Author: Craig Maiman, Principal RTL Design Consultant
Welcome to the RTL Design Success series — Part 1 of 9
1. Introduction
Successful design that meets a typically tight schedule and often difficult requirements requires a combination of well-developed designer skills. These skills include writing clear, concise, correct, and unambiguous specifications, RTL and often unit-level testbenches.
In this paper I will summarize some of the best practices I have developed in about 40 years of design experience. Note that code examples in this paper use SystemVerilog. There are many advantages of SystemVerilog over Verilog, with the two big ones (for me) being simplified syntax and greater abstraction capabilities.
2. Micro-architecture
Whether you are involved with the top-level architecture or not, the micro-architecture or implementation is where the rubber meets the road in terms of RTL implementation. It’s where you define how you are going to partition and implement the design to meet the goals of the architecture: functionality, performance, timing, area, power, and cost.
It’s important when first starting to explore approaches that the architecture is clearly defined. One goal I’ve often found missing in architecture specifications is performance goals. They may have the functionality clearly defined but have left open the performance goals (e.g., throughput, latency, instruction/function processing rate, etc.). That might be OK if, for example, other specifications (e.g., interface specifications) define performance, but it’s important to clarify with the architect (if it’s not you) what the design expectations are, particularly if it’s not expected that the micro-architecture meet the max performance of the interfaces (yes, that sometimes happens, depending on the higher-level goals). An example of this would be a design that has to interface with a 100Gb Ethernet interface. To meet full line rate with minimum-sized frames is exceedingly difficult. But, if the goal of the architecture is to do line rate with larger sized frames, then jumping through hoops design-wise to get line rate with minimum frames is unnecessary (and usually costly).

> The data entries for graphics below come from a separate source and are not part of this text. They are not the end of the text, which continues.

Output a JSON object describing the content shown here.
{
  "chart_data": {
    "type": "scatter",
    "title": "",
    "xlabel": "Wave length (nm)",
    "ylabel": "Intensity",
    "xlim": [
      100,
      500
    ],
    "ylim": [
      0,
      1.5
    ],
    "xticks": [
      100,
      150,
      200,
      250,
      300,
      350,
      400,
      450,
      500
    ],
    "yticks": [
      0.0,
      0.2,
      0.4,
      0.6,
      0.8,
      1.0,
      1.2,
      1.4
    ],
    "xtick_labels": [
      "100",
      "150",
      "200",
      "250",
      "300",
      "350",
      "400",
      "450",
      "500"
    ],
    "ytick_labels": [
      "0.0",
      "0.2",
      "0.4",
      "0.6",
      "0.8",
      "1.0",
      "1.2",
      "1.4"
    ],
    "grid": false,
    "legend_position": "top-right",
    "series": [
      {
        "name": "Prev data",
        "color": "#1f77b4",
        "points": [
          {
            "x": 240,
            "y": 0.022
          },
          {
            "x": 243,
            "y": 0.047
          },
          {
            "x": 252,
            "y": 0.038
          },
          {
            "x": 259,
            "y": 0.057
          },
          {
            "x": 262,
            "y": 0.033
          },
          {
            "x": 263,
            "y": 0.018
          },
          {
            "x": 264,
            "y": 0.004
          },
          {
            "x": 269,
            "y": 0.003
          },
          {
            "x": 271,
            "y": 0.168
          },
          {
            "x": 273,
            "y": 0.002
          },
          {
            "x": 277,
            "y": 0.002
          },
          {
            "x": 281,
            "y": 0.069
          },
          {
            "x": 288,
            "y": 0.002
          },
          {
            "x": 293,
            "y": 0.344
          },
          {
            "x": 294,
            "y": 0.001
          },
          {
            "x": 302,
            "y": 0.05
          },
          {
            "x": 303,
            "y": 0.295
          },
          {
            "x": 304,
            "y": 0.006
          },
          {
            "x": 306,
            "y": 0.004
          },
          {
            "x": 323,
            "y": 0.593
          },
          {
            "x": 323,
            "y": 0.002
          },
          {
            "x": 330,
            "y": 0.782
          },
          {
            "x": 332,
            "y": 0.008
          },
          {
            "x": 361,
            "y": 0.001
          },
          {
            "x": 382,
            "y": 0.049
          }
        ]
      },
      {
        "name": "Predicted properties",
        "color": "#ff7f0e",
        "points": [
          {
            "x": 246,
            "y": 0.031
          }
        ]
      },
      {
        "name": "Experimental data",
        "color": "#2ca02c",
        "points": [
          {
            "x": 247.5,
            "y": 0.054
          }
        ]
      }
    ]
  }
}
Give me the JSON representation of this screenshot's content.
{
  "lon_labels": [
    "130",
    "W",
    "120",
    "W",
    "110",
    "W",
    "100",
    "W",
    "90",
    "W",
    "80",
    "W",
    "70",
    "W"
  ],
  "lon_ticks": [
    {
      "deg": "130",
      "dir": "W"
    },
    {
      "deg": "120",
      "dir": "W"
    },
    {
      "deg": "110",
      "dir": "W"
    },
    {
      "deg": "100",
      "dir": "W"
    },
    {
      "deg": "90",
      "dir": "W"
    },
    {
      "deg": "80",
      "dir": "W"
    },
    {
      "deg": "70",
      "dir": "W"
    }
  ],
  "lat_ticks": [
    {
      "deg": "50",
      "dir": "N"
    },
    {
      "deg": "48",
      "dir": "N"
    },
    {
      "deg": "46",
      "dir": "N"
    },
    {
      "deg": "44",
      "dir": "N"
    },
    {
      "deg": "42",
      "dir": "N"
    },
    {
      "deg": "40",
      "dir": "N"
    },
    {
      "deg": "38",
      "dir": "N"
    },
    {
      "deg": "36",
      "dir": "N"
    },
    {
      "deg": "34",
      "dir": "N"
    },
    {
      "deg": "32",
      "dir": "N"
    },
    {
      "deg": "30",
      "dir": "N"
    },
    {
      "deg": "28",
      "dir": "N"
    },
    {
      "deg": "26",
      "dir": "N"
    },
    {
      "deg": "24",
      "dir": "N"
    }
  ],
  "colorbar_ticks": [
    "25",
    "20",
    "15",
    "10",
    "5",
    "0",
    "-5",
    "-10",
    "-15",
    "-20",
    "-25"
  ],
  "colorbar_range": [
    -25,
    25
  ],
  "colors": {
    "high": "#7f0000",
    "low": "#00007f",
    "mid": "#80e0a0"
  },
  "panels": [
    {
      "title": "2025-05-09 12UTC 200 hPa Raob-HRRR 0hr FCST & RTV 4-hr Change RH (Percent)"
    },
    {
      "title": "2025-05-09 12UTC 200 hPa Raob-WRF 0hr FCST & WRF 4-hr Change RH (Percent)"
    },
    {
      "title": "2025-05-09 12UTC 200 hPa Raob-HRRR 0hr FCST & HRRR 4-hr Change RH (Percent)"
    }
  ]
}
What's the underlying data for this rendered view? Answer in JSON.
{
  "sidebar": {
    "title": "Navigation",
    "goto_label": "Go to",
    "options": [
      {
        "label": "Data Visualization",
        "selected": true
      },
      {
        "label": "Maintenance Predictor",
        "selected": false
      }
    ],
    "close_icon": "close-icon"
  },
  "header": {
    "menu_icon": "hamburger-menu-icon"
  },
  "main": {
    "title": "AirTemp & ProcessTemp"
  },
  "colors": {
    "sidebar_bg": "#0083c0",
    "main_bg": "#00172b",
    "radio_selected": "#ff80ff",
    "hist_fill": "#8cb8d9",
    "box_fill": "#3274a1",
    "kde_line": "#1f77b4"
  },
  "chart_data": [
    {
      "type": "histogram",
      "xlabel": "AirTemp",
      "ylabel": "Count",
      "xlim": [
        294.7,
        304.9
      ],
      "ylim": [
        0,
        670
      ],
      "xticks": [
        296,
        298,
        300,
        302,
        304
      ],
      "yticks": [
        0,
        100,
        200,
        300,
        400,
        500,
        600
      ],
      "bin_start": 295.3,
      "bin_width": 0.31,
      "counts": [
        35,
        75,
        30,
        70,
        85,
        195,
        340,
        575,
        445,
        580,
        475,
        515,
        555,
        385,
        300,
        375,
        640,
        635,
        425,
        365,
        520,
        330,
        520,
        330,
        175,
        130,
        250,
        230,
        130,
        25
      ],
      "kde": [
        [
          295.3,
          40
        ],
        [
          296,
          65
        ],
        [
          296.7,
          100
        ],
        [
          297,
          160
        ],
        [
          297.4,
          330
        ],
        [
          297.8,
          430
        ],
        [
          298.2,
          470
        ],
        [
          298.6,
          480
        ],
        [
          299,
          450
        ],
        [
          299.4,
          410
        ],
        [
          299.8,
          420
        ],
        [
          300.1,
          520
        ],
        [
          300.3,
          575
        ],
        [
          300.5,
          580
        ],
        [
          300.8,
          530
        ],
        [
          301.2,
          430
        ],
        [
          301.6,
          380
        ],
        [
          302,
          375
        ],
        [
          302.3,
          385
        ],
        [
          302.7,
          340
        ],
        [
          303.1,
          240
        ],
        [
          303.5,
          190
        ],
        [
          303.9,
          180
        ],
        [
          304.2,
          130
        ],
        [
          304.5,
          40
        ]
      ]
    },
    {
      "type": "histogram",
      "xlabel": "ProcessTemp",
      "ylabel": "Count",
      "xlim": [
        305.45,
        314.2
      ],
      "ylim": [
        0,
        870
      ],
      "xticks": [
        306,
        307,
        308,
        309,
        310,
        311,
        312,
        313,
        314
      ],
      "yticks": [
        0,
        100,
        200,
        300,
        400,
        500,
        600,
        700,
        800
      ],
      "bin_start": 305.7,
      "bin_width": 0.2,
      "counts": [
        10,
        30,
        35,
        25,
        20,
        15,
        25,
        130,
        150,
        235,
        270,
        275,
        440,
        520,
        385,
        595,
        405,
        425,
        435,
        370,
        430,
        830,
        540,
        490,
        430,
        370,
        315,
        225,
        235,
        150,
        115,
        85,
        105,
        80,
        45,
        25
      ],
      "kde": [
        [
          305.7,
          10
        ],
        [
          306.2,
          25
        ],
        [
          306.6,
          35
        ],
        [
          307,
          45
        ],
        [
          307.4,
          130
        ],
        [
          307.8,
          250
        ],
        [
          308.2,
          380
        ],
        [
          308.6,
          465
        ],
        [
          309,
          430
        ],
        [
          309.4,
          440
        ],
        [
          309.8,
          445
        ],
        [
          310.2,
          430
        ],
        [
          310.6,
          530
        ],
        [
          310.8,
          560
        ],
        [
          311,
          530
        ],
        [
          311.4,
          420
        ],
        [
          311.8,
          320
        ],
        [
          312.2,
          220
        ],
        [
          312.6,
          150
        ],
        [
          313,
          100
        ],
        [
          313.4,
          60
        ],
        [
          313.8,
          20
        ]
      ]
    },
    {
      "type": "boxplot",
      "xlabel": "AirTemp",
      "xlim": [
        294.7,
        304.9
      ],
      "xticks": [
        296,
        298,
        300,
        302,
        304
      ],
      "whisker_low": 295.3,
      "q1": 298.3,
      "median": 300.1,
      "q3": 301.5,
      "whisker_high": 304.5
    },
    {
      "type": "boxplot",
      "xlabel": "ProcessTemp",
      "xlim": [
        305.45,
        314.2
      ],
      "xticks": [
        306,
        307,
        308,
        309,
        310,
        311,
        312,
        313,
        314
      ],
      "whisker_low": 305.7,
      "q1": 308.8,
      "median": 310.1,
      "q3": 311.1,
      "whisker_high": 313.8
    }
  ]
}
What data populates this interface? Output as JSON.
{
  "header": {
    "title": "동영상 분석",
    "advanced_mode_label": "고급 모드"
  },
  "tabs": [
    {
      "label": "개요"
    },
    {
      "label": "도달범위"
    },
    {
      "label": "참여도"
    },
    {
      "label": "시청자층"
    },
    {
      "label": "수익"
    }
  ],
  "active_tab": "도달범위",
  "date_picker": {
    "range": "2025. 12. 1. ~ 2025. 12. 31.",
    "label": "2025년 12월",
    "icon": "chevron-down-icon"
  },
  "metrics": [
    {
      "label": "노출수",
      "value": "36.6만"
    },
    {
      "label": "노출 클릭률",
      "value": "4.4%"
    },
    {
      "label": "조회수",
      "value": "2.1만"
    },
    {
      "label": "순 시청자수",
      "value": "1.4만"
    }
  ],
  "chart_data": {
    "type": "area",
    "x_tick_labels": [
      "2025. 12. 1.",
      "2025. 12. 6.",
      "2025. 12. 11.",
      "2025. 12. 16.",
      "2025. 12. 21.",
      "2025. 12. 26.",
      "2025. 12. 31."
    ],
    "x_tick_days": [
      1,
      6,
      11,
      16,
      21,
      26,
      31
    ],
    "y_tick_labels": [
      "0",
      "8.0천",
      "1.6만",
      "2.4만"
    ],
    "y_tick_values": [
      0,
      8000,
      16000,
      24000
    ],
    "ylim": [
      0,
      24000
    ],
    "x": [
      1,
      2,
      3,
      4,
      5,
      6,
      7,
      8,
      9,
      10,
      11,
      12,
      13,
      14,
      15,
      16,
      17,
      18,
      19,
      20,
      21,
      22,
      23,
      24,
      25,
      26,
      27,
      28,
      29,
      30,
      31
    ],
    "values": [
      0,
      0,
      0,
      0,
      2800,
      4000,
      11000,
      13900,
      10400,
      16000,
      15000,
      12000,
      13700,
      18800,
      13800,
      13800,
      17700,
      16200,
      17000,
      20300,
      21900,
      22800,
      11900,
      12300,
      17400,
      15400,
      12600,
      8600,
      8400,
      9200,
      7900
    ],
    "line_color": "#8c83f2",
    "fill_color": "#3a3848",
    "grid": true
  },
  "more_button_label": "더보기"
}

Once the goals are clear, then I’ll start to explore several different micro-architecture partitions and consider the trade-offs before deciding on the best one to move forward with. Some logic partitions simply won’t meet one or more of the goals and while different approaches might achieve the functionality goals, they may not meet one of the other goals, such as performance.
It’s worth spending a good amount of time considering different partitions before moving forward as changing it later when you find an issue could end up being very difficult and time consuming.
An example might be sending requests from one logic block to another. Perhaps it’s the case that some requests will get invalidated, so you may have to decide where the request gets invalidated, in the sending block or the receiving block. In this case you will have to consider where it makes sense to do so given possible effects on efficiency/performance and perhaps other information that might only be available in the source or destination logic block.